Just because I am an educator doesn’t mean that I always think the right things are on the curriculum. There are various constraints meaning that what you would like to say and what you actually say can vary, and remembering your audience is usually at the heart of that. With young people the audience is not just those sat in front of you, it includes the other people who they interact with too. By enlightening them within what feels like quite a controlled setting, you may also be shouting it out to the other kids on the school bus, whispering into the ear of their younger brother on the way home from school or shocking their parents at the dinner table.

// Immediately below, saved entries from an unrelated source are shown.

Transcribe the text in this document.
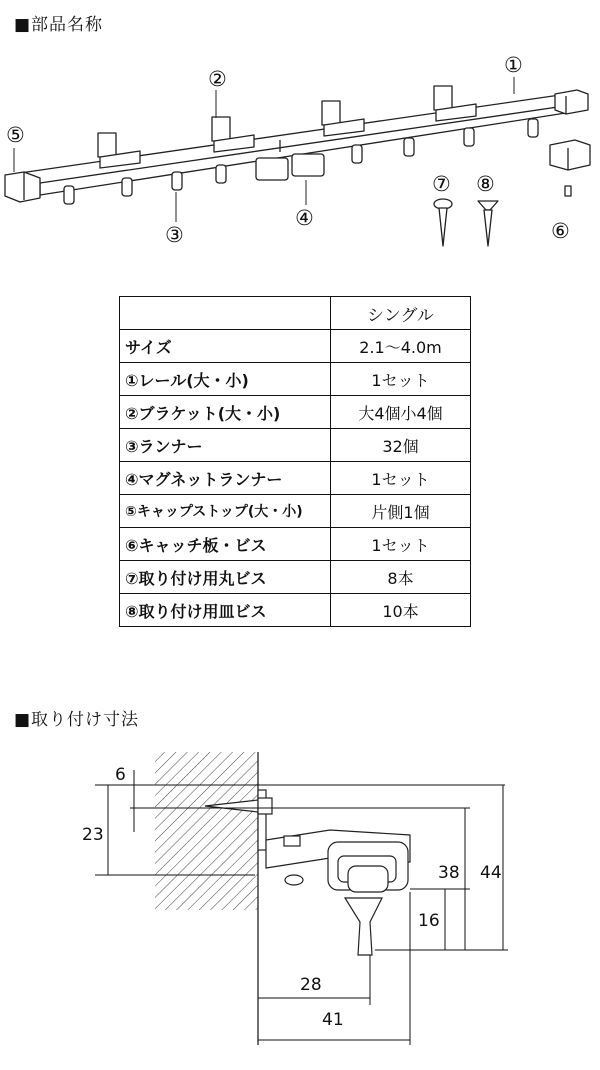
■部品名称
①
②
③
④
⑤
⑥
⑦ ⑧
	シングル
サイズ	2.1～4.0m
①レール(大・小)	1セット
②ブラケット(大・小)	大4個小4個
③ランナー	32個
④マグネットランナー	1セット
⑤キャップストップ(大・小)	片側1個
⑥キャッチ板・ビス	1セット
⑦取り付け用丸ビス	8本
⑧取り付け用皿ビス	10本
■取り付け寸法
6
23
38 44
16
28
41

Rest assured what you are supposed to have said and what you actually said will be lost and elaborated somewhere in translation and that is always at the back of my mind. Another issue can be the social and cultural differences that exist within a busy classroom and the huge difference in maturity levels and experience amongst a group of same-aged peers. What is right for one won’t necessarily be right for the next and there is always someone waiting on the end of a telephone to tell you that you have said or done the wrong thing and call you into question.
Having said that, I do believe it is important to make sex less taboo than it has been in the past. It is important to encourage young people to be broad-minded and accept that we are not all the same in that area, as with anything. It is essential that they feel included and that their sexuality is a positive thing. There should be no shame around sex and any education programme has a responsibility to ensure that healthy attitudes are at the core. Our programme focuses on the rights and responsibilities that we have as individuals entering into relationships and consent is always at the heart of that.

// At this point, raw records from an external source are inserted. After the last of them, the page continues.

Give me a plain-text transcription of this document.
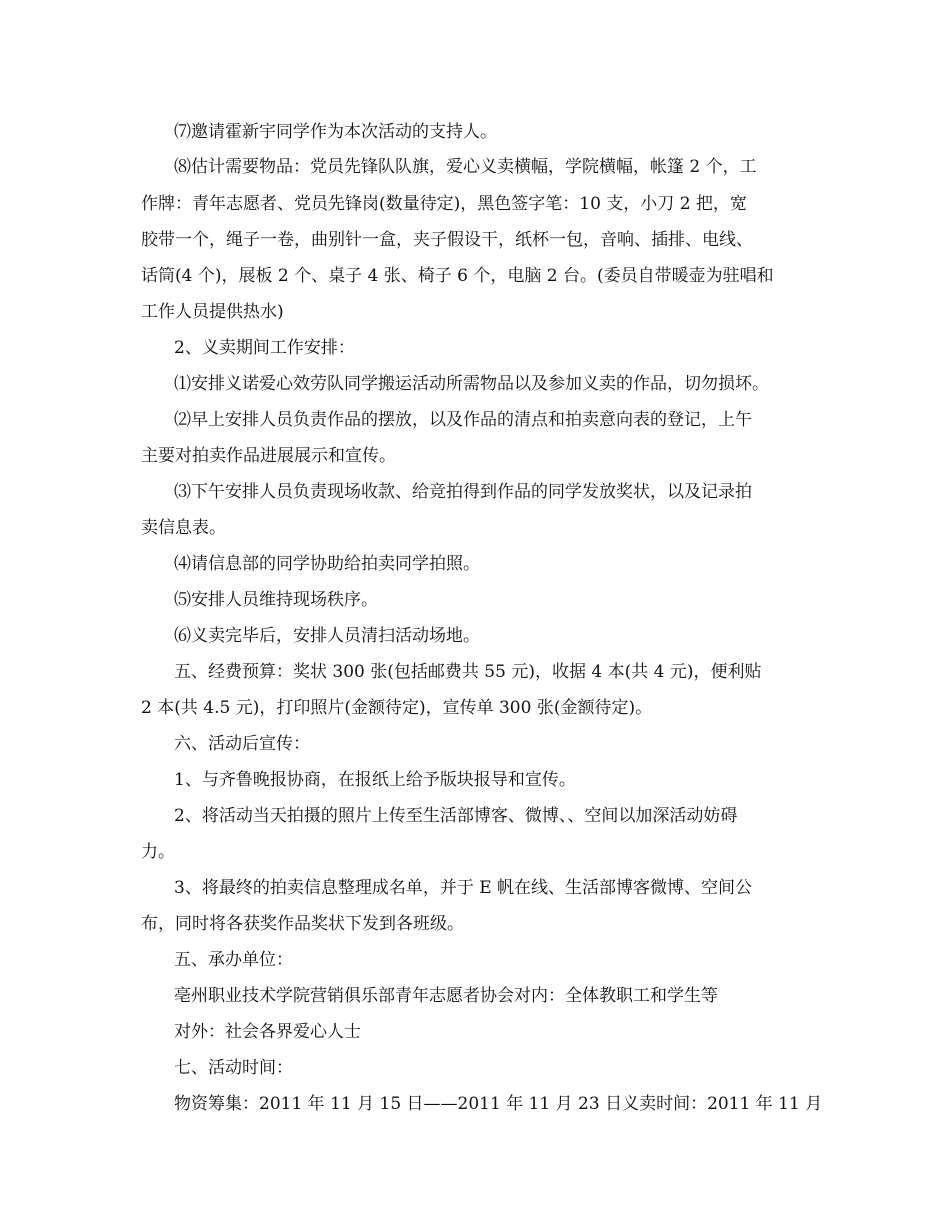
⑺邀请霍新宇同学作为本次活动的支持人。
⑻估计需要物品：党员先锋队队旗，爱心义卖横幅，学院横幅，帐篷 2 个，工
作牌：青年志愿者、党员先锋岗(数量待定)，黑色签字笔：10 支，小刀 2 把，宽
胶带一个，绳子一卷，曲别针一盒，夹子假设干，纸杯一包，音响、插排、电线、
话筒(4 个)，展板 2 个、桌子 4 张、椅子 6 个，电脑 2 台。(委员自带暖壶为驻唱和
工作人员提供热水)
2、义卖期间工作安排：
⑴安排义诺爱心效劳队同学搬运活动所需物品以及参加义卖的作品，切勿损坏。
⑵早上安排人员负责作品的摆放，以及作品的清点和拍卖意向表的登记，上午
主要对拍卖作品进展展示和宣传。
⑶下午安排人员负责现场收款、给竞拍得到作品的同学发放奖状，以及记录拍
卖信息表。
⑷请信息部的同学协助给拍卖同学拍照。
⑸安排人员维持现场秩序。
⑹义卖完毕后，安排人员清扫活动场地。
五、经费预算：奖状 300 张(包括邮费共 55 元)，收据 4 本(共 4 元)，便利贴
2 本(共 4.5 元)，打印照片(金额待定)，宣传单 300 张(金额待定)。
六、活动后宣传：
1、与齐鲁晚报协商，在报纸上给予版块报导和宣传。
2、将活动当天拍摄的照片上传至生活部博客、微博、、空间以加深活动妨碍
力。
3、将最终的拍卖信息整理成名单，并于 E 帆在线、生活部博客微博、空间公
布，同时将各获奖作品奖状下发到各班级。
五、承办单位：
亳州职业技术学院营销俱乐部青年志愿者协会对内：全体教职工和学生等
对外：社会各界爱心人士
七、活动时间：
物资筹集：2011 年 11 月 15 日——2011 年 11 月 23 日义卖时间：2011 年 11 月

Understanding not just the physical but also the emotional side is central as is knowing how to keep yourself safe and healthy. I honestly think that the education that is delivered these days is good. There will always be critics but usually the criticisms don’t come from the young people themselves. It is certainly way more comprehensive than when I was at school and really we had to educate ourselves. The internet has made access to material so much easier for the current generation but this is not without its hazards and many of our young people have unrealistic views, not just of sexual behaviour, but also of what bodies are really like and how they work.
Although parents have a responsibility for sharing in the education of their children, this has to be done in partnership and for the most part, the classroom is an easier environment for teenagers. There is always the fact that we cannot legislate for what parents and carers choose to share or how thoroughly that is done, so I do think that the responsibility falls to schools make sure that a curriculum containing more than just the basics is available for all. The people I engage with through my blog tend to be knowledgeable people with a sex positive approach who, I am sure, would make sure that their children are well equipped for life in that area, but we are definitely in the minority.
It is hard for me to look back on the little that was covered when I was at school and pick on one thing which I think should have been included. Suffice to say that the gaps were huge and the subliminal messages about what was ‘normal’ were damaging. It was a different time and a different age and education has to change in line with society. Although school is still a difficult environment for many LGBTQ young people, I think that the change in approach towards gender and sexuality has to be one of the biggest moves to address some of the most significant gaps in what has been delivered in the past.